Technicolor, a 100-plus-year-old company who once upon a time was a Hollywood filmmaking behemoth, is applying a nascent system of storytelling—virtual reality—as part of its newest business strategy that aims on positioning them to work in tandem with brands and creators to curate premium content experiences.

The Technicolor Experience Center, a 10,000 square foot space in Culver City, California, is a hub for VR and immersive media for Technicolor and its brands. They work with filmmakers and production companies across movies, advertising and gaming to push the boundaries of immersive storytelling.

“We’re a community for technologists and creators to come and experience content, to get educated on what VR is,” Marcie Jastrow, senior vice president of immersive media and head of the Technicolor Experience Center, told AListDaily. “The whole idea is for us to build bridges, and by creating content, you learn where the gaps and bridges need to be made. We want to educate brands and the communities of creators.”

Technicolor teams worked on eleven diverse films screening at Cannes across major festival categories last month.

Gone are Technicolor’s days of highly saturated color processing—they produced their last frame in 2015. They are still, however, very much part of the color-science capabilities and image-processing pipeline. They still touch every aspect of film and broadcast—close to 70 percent of the movies made in Hollywood—and they’re now focused on advancing the content creation side of the emerging VR business.

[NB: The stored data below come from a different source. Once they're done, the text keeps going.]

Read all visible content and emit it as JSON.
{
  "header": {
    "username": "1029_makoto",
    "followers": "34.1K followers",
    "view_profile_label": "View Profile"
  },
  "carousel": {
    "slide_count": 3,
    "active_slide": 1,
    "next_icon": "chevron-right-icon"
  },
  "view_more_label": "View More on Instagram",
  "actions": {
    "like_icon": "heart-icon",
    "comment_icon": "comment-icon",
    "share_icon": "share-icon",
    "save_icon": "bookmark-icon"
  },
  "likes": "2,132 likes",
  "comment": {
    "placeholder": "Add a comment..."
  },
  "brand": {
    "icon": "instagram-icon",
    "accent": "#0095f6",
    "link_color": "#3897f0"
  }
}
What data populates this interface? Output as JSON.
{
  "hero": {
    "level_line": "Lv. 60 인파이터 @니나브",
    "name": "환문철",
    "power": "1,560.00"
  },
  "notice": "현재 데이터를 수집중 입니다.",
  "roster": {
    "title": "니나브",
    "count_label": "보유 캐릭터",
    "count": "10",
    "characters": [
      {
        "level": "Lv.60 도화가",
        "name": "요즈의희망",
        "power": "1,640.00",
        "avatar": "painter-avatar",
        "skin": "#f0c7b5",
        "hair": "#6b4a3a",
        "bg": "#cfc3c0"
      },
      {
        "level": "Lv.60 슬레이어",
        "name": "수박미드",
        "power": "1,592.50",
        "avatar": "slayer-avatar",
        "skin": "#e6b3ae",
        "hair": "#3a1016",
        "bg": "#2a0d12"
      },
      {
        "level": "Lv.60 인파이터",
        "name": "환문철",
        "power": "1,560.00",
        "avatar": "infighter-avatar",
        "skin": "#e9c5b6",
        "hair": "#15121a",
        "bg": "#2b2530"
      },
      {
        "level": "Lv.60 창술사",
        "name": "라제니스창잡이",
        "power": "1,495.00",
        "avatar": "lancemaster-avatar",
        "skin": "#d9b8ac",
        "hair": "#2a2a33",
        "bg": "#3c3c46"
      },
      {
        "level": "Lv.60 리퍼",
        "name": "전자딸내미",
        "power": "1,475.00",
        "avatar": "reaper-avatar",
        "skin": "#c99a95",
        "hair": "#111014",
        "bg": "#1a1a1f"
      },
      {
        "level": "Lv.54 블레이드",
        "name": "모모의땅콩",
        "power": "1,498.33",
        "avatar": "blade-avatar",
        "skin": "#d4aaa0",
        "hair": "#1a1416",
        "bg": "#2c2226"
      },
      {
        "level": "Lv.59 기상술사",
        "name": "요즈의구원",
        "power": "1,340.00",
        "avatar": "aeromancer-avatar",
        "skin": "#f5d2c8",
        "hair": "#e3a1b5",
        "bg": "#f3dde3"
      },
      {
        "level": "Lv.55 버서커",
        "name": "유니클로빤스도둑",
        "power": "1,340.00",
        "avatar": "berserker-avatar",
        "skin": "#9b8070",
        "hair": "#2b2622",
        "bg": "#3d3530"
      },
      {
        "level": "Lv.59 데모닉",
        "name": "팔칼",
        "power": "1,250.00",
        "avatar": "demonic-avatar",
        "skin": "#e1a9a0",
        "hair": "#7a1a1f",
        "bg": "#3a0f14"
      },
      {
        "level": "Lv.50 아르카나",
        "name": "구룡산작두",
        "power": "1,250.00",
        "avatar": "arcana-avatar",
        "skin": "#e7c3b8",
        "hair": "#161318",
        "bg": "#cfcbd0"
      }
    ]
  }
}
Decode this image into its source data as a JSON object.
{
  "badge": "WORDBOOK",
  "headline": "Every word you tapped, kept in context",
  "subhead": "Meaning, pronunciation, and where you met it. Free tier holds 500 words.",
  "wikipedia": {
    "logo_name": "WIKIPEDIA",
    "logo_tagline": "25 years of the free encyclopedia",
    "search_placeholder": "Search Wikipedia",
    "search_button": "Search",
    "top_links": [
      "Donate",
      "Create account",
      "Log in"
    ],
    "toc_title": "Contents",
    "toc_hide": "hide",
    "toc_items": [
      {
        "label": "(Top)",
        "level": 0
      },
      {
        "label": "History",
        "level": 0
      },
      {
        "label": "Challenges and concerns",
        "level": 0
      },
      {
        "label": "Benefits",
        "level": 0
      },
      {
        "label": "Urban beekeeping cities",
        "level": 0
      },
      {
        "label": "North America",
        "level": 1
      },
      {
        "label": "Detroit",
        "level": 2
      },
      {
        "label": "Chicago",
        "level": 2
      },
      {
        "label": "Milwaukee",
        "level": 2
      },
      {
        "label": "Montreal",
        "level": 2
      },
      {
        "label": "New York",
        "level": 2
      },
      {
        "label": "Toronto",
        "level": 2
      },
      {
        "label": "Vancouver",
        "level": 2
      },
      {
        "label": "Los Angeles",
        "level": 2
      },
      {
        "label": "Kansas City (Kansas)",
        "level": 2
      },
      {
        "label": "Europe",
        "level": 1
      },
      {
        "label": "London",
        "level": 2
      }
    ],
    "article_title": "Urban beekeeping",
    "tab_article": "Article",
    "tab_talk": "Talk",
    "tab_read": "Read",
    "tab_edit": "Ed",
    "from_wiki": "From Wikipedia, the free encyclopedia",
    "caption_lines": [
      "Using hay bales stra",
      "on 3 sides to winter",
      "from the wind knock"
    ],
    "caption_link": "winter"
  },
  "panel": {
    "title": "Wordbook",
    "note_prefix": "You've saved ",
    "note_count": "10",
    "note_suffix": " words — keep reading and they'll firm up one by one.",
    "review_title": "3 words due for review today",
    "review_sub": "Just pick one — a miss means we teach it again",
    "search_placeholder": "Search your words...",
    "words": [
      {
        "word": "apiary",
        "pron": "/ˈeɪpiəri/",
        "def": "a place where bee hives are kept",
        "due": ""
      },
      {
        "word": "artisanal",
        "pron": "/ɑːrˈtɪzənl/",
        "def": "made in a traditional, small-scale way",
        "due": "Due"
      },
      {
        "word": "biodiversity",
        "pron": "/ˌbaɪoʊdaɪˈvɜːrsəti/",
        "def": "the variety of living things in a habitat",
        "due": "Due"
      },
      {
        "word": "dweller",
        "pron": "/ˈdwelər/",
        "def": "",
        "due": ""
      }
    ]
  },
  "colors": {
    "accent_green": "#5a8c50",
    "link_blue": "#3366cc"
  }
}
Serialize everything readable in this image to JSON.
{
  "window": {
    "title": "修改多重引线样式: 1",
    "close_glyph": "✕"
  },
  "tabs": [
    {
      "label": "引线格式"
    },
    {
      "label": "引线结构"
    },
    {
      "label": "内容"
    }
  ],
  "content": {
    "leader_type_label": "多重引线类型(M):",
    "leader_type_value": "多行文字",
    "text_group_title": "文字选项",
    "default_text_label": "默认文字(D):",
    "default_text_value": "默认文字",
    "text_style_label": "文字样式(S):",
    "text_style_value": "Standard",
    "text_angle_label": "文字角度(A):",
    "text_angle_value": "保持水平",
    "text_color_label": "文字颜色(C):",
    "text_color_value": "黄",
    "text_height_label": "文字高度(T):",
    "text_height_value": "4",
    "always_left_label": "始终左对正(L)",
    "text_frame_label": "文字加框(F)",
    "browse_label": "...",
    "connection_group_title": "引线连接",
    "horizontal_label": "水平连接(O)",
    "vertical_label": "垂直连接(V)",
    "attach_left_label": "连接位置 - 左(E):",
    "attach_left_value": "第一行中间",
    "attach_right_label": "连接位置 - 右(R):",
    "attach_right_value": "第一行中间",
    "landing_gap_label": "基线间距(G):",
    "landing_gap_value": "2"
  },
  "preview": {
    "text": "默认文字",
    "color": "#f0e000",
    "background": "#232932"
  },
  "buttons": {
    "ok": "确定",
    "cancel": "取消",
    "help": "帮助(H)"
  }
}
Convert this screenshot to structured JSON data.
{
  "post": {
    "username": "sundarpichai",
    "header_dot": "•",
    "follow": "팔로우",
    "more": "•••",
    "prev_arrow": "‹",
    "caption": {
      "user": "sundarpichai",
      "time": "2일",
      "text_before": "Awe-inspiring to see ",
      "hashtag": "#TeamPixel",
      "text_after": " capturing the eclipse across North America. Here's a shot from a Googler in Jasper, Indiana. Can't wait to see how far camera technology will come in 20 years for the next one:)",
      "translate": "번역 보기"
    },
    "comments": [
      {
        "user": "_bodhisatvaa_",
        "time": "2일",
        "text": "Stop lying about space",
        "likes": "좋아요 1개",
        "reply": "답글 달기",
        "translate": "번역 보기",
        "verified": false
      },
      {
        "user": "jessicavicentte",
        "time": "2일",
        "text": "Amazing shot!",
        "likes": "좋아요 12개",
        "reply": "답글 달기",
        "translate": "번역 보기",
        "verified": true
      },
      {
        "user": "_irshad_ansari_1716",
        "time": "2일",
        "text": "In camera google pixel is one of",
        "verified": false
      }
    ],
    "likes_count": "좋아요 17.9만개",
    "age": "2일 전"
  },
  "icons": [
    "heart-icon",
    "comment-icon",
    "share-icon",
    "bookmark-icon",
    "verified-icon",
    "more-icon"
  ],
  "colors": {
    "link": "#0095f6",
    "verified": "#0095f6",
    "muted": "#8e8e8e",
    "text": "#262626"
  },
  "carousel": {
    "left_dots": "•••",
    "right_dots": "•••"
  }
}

Last week at E3, they partnered with Nokia, a company who is leveraging VR in a multitude of ways, to announce a VR content creation partnership around the Nokia OZO+ virtual reality camera and content creation tools. The two companies will collaborate on live-action, 360-degree projects and unveil a series of masterclass sessions for 360 filmmaking.

“If you’re working in a real-time game engine, it’s very different than what content creators have been building for the last 100 years,” says Jastrow, who in the last two months has secured deals with Vicon and Positron to further push the boundaries in the VR ecosystem. “VR gives you an incredible sense of empathy because you’re immersed in the experience. So if you’re a brand trying to connect closer to your consumer, they may want to use VR to get that connection quicker. It allows people to see the entire picture, and it allows you to move and interact with whatever content they’re trying to create.”

Technicolor also partnered with HP and NVIDIA for “Mars Home Planet,” a global project that unites engineers, architects, designers and students to design an urban area for a million people on Mars and bring it to life through VR.

“We’re really still at the birth of this industry and it’s going to take all of the partners to get together and really help build it and grow it and make it into something much larger than it is now,” Rick Champagne said in a podcast interview for journalists. “When you get together with a cross-disciplinary group of partners, and everybody’s looking at it from a different perspective, there’s so much knowledge you can gain from that experience. . . . Technicolor is a world-class technology leader and innovator through their research and innovation group, and universally known for their award-winning commercial work through The Mill and MPC. So, they’re an amazing partner really to help push the technology to its absolute limits.”

The Mill and MPC are Technicolor-owned advertising visual effects studios for branded content, advertising and marketing with such credits as the movie-inspired Alien: Covenant VR experience, and the VR/AR companion piece for the live-action short film Wonder Buffalo.

“What we’re seeing is the push for understanding VR and immersive media, and what would that mean to build those experience and push them out to the consumers,” says Jastrow, who manages a cross-functional team of artists, producers, engineers and technologists. “So we’re trying to help large brands understand how to use VR and push it out to the consumers.”